Иогансон помещает младенца в центр сюжета не раз, не два и даже не три. Я имею в виду и «Катьку…», и «Наследного принца республики», и две, к сожалению, не сохранившиеся картины: «Ошибка героя» и «Корабли в море». […]
Следующая картина Иогансона, «На отдыхе» (1936), уже не о счастье, а об увеселительной эйфории. Водевильное безумие начинает ощущаться как безумие настоящее. Жизнь советского человека представлена как курорт, но курорт весьма своеобразные. На фоне лучезарного крымского моря бдительные отдыхающие плетут друг против друга интриги и едва не объявляют знаменитого полярника врагом народа. Последняя часть фильма не сохранилась, так что финал его нам неизвестен.
Несмотря на то, что фильм «На отдыхе» понравился Сталину, он был раскритикован и довольно
быстро снят с экранов.

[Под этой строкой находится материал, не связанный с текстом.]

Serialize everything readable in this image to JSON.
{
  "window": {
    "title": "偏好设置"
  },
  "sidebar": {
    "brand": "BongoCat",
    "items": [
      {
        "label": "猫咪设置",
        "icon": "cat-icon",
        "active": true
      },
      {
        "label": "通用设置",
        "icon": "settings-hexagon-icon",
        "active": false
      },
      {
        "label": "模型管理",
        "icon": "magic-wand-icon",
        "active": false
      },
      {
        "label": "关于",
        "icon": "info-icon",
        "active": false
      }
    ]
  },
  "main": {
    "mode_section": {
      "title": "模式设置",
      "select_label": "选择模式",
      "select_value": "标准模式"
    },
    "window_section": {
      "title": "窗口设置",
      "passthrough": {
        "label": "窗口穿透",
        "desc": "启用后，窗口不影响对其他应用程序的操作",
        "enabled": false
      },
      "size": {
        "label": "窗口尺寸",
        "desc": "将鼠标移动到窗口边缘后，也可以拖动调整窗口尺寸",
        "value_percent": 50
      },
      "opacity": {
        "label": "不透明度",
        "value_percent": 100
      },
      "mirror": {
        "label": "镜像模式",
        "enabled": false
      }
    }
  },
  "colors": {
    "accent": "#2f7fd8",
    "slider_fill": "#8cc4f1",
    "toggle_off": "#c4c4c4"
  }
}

Это последняя работа Иогансона в большом кино: полнометражные фильмы снимать ему больше не позволят. […]
Любопытно, что в истории нашего кино тот, кто играет большую музыку, кто работает на пафосе и славит великое, обычно почитается большим художником. Но к такому художнику зритель более или менее равнодушен. Тот, кто говорит конкретном человеке, кто работает в камерном жанре, находит, что понятно, у широкой аудитории куда больше откликов, но почитается режиссером кассовым и в этом смысле второразрядным. Иогансона всегда смотрели охотнее, чем Эрмлера, Протазанова — чем Эйзенштейна. Режиссеру, снимающему кино о людях и для людей, отказывают в новаторстве, говорят, что он идет на поводу у кассы. Это несправедливо/Протазанов, например, с его блистательным и разнообразным дарованием, с его способностью к стилизации, с его остроумным монтажом, в режиссерском мастерстве не уступил бы самым изощренным своим современникам. Такой режиссер гораздо точнее чувствует насущного зрителя и именно поэтому находит с ним общий язык.
МАРГОЛИТ Евгений. Два портрета на фоне одной эпохи // Сеанс. № 35—36. 2008.